Vehicles line up for diesel near a gas station in Kunming, Yunnan province, China. Controlling soot from trucks, cars, planes, boats and wood and dung fires can have an immediate impact on climate change.

Vehicles line up for diesel near a gas station in Kunming, Yunnan province, China. Controlling soot from trucks, cars, planes, boats and wood and dung fires can have an immediate impact on climate change.

There’s a correlation between the global economy and global greenhouse gas emissions. Evidence of the link was found in the 2009 economic crisis.

There isn’t much good that can be said about the so-called great recession – not when millions of people lost their jobs. But a new report says there was some good news, albeit fleeting.

Down and back up

The Worldwatch Institute says when the global economy crashed, emissions of carbon dioxide declined.

“We looked at greenhouse gas emissions over the past years, and what we found was that in 2009, as economies around the world were affected by the credit crunch, global greenhouse gas emissions started to decline following the slowing down of our global economic output. So, as our economies produce less, we also emitted less CO2. And in 2009, for the first time in nearly 20 years, emissions declined by 1.5 percent,” said Xing Fu-Bertaux, research associate at the institute’s Climate and Energy Program.

Even the U.S. – a big greenhouse gas emitter – saw a decline.

“In the U.S., since the recession affected primarily the construction sector, which is a big producer of greenhouse gas emissions because it uses lots of iron, steel and cement -- and in Europe because heavy industries produced less – it actually saved us some emissions,” she said.

Fu-Bertaux said similar declines can be found during the recession in the early 1980s. However, she said the decline recorded in 2009 did not last very long. In fact, emissions came back with renewed vigor.

“We also see that now that our economy’s starting to recover, global carbon dioxide emissions increased in 2010 by 5.8 percent, which is the biggest bump in the past two decades,” said Fu-Bertaux.

Striking a balance

So, can there be a happy medium between a strong global economy and reduced greenhouse gas emissions? Fu-Bertaux said, yes, and gives Germany as an example.

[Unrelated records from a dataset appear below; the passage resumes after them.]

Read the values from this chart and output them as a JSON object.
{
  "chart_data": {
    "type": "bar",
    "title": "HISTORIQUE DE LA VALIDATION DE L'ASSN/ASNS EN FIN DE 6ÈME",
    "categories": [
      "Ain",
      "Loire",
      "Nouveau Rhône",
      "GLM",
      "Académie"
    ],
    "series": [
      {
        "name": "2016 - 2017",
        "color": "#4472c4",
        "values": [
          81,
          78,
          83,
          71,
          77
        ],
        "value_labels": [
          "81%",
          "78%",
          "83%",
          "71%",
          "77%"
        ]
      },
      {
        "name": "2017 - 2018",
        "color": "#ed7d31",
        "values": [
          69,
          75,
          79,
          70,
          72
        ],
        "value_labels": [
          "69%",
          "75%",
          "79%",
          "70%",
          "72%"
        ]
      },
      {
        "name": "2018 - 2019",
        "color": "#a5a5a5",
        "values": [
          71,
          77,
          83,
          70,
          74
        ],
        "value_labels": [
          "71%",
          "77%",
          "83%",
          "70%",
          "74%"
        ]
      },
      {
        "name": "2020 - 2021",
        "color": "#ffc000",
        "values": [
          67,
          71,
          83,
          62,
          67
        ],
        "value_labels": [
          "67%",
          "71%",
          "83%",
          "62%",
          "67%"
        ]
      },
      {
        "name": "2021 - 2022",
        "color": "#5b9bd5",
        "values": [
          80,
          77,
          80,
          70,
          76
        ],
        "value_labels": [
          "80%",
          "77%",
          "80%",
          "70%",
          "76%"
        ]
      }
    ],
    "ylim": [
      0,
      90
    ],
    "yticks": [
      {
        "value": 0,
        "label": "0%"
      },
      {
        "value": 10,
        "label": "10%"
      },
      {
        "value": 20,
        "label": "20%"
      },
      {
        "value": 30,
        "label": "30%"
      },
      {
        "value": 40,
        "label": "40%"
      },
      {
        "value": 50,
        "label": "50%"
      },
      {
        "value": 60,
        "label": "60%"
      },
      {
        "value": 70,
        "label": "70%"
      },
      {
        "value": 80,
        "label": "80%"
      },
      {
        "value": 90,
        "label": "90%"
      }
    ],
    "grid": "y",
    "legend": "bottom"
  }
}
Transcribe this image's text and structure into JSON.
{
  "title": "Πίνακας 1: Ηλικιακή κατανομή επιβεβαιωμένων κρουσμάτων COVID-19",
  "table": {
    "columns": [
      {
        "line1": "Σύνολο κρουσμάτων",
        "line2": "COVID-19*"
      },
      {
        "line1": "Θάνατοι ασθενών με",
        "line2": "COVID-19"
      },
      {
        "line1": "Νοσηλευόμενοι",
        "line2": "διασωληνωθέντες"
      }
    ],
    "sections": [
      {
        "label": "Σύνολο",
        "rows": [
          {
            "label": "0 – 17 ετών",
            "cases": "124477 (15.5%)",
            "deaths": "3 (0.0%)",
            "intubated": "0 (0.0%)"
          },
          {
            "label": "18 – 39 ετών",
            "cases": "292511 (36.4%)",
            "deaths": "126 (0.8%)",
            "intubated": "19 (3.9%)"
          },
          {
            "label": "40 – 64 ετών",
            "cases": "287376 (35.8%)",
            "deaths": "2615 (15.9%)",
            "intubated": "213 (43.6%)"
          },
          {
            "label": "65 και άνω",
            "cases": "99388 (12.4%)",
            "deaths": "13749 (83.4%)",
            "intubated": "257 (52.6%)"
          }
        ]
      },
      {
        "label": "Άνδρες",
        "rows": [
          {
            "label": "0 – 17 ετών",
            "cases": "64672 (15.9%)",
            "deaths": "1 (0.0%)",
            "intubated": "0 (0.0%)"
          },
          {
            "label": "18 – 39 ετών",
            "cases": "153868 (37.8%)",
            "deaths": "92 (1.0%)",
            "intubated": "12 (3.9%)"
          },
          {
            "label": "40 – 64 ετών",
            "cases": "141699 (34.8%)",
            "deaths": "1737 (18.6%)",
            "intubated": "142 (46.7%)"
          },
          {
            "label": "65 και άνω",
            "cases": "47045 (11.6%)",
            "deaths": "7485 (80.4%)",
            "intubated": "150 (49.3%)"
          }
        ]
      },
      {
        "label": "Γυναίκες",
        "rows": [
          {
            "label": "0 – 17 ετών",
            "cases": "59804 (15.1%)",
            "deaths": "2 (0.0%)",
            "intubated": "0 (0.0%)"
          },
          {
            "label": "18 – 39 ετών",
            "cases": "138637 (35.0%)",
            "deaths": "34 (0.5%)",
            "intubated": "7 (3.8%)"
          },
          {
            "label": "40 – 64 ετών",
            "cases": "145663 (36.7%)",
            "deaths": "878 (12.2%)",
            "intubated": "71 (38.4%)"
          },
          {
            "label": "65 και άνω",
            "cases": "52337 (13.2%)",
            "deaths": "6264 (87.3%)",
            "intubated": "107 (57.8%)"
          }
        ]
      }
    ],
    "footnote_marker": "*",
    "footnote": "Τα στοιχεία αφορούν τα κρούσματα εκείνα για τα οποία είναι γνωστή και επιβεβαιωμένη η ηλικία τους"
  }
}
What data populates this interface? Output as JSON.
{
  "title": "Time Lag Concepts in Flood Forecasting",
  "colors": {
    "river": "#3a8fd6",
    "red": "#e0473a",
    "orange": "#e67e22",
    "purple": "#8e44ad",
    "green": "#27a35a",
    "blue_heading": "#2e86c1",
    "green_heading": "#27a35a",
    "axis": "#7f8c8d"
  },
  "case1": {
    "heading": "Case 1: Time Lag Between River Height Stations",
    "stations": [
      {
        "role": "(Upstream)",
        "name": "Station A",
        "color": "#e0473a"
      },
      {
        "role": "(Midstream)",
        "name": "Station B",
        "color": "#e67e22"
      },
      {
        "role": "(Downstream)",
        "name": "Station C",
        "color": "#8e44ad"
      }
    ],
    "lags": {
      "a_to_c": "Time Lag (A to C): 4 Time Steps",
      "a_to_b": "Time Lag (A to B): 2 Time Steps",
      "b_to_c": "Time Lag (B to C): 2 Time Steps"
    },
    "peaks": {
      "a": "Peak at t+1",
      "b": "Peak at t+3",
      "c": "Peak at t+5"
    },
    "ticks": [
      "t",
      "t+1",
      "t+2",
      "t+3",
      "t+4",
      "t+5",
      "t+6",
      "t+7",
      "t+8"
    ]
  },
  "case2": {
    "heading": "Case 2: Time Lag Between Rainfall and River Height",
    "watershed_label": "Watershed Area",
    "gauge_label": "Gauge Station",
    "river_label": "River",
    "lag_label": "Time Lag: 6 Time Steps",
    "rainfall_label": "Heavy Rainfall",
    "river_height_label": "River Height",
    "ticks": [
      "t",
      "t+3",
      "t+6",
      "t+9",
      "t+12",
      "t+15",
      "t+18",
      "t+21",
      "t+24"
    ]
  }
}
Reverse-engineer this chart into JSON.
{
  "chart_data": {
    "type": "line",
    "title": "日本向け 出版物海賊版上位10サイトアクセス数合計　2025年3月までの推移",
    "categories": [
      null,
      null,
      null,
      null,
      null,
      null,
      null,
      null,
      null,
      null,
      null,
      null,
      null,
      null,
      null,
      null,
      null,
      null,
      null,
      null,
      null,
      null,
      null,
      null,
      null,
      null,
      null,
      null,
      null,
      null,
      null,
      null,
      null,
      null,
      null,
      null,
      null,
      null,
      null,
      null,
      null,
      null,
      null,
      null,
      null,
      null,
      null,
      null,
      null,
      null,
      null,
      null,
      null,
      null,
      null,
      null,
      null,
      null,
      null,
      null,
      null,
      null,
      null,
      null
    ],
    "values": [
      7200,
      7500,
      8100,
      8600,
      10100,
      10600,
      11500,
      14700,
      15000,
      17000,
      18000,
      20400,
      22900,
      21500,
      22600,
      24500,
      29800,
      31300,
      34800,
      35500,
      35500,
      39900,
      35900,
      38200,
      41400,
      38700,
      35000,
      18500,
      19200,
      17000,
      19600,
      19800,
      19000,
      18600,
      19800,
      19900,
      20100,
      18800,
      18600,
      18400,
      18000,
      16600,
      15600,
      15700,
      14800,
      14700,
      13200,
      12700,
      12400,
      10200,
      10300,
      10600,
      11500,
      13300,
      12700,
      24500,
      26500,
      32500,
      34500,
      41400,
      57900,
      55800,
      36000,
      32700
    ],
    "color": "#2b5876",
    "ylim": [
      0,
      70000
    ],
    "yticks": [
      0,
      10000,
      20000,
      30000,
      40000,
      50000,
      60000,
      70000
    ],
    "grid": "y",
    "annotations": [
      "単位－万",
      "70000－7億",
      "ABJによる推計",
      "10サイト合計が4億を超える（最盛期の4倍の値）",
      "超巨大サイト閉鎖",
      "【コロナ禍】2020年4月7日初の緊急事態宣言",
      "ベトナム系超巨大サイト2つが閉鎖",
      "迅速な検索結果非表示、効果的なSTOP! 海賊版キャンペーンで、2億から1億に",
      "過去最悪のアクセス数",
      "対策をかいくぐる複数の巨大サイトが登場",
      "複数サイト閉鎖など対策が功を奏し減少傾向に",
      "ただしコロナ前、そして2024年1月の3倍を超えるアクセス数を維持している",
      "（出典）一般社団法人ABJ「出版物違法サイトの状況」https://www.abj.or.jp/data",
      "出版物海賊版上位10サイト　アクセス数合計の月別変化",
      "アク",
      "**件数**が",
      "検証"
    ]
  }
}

“Germany has shown that it was actually possible. One of Europe’s most flourishing economies is seeing its emissions reduced, and not just because of the emissions reduction in East Germany, which was the result of their economic collapse. But since reunification, Germany’s emissions actually continued to decline. And this was mainly due to renewable energy – mainly solar, PV and wind – as well as energy efficiency measures,” she said.

PV stands for photovoltaic research that focuses on making renewable energy systems – such as solar power – more efficient and cheaper.

The Worldwatch Institute researcher said both developed and developing nations need long term policies and support for alternative energy sources – measures that Fu-Bertaux said would encourage private investment and innovation in renewable energy.